Юная Ксанта, жрица Тишины, казалось, слушала заплаканную злоумышленницу с полным вниманием и сочувствием. Только по нахмуренным бровям можно было догадаться, что на самом деле она обо всей этой истории совсем другого мнения. По правде говоря, она чувствовала себя ужасно смущенной и понятия не имела, что ей сейчас следует сказать. В своей темной, простого покроя одежде Ксанта выглядела донельзя нелепо, как заморская птица в вороньих перьях. Точеный профиль, густые светло-русые свернутые в причудливый узел волосы, узкие длинные пальцы с безупречно отшлифованными ногтями — все это совершенно не вязалось ни с ее одеждой, ни с тюремным двором, где она слушала признания юной убийцы, и от этого Ксанта чувствовала себя совершенно несчастной. Ей было стыдно так ясно и наглядно демонстрировать свое благополучие этой глупой, но такой несчастной девушке. И еще ей было почему-то ужасно жалко зарезанного парня, хоть она ни разу в жизни не видела его. Все, что она знала о нем, — что он когда-то ходил, дышал, жил, а потом его убили «за измену», а точнее за то, что он прилично одевался, хотя в кошельке у него было пусто.

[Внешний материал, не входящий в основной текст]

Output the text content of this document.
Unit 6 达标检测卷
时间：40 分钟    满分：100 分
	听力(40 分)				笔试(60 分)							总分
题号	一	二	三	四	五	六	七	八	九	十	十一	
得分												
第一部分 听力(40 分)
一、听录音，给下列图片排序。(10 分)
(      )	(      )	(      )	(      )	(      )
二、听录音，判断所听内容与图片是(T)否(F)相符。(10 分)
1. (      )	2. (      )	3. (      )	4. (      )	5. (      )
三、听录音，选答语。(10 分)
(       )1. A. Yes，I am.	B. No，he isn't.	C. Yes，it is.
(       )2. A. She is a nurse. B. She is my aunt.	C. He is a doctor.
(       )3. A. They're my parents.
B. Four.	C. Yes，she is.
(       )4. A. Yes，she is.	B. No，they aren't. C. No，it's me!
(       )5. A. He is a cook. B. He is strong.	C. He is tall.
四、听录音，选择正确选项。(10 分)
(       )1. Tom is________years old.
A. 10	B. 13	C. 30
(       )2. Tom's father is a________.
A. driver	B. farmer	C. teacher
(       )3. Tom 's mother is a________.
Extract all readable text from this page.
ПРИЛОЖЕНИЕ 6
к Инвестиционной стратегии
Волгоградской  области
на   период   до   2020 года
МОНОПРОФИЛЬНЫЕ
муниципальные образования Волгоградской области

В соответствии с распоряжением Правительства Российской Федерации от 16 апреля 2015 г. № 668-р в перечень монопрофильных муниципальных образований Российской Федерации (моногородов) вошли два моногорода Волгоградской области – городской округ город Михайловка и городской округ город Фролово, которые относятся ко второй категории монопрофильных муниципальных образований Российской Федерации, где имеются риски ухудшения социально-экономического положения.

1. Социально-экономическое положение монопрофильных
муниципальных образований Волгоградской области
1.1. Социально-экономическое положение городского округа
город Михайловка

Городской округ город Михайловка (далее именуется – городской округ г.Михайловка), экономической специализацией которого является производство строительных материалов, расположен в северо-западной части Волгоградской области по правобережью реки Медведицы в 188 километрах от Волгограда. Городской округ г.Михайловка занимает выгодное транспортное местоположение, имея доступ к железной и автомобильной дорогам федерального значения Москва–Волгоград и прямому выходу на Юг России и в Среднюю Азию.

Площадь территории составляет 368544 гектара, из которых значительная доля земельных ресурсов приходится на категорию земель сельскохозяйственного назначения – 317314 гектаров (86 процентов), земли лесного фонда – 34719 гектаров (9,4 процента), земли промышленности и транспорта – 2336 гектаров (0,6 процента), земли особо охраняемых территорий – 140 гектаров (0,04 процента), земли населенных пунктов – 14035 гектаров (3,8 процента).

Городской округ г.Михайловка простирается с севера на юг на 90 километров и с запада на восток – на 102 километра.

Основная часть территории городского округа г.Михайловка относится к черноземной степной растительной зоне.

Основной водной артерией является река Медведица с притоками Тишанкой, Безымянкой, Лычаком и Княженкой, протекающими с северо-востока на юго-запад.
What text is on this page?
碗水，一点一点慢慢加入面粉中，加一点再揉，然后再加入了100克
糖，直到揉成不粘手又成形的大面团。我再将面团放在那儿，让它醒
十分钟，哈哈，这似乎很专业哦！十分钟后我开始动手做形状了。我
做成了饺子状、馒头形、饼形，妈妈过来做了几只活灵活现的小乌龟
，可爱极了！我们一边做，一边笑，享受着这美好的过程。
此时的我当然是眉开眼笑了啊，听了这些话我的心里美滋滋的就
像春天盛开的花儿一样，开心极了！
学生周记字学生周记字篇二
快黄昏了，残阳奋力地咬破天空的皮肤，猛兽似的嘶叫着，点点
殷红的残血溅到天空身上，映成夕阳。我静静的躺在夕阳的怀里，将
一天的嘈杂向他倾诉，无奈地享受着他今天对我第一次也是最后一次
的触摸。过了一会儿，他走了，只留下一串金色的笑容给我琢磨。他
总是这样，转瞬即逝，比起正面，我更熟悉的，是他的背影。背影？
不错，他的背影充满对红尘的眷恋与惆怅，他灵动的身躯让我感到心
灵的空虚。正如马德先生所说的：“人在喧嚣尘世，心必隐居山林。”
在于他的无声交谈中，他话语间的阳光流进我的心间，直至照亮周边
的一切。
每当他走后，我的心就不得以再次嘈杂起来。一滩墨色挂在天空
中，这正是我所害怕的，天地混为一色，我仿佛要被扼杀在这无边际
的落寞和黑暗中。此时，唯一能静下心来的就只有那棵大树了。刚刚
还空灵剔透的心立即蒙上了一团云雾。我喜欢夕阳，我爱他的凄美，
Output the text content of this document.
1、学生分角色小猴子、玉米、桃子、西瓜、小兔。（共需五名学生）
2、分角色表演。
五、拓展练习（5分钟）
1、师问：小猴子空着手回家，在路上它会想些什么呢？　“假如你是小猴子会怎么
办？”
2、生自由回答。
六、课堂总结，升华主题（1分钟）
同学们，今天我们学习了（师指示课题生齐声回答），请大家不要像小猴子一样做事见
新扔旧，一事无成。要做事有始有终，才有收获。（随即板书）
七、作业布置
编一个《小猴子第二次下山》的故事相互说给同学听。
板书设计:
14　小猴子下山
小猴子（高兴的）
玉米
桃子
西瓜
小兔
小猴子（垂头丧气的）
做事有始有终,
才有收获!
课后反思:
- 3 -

— Ну вот что, хватит плакать! — сказала наконец Ксанта, сглотнув собственные слезы. — Суд тебе назначил штраф в три марки серебром. Я пришла сказать, что храм Дариссы согласился этот штраф выплатить, с тем чтобы ты вернула ему долг в течение десяти лет.
— С кем — с тем? — переспросила Рози, вытирая кулак о подол юбки.
— Тебя освободят завтра же, но ты должна будешь в течение десяти лет заплатить храму Дариссы три марки серебром.
— За что?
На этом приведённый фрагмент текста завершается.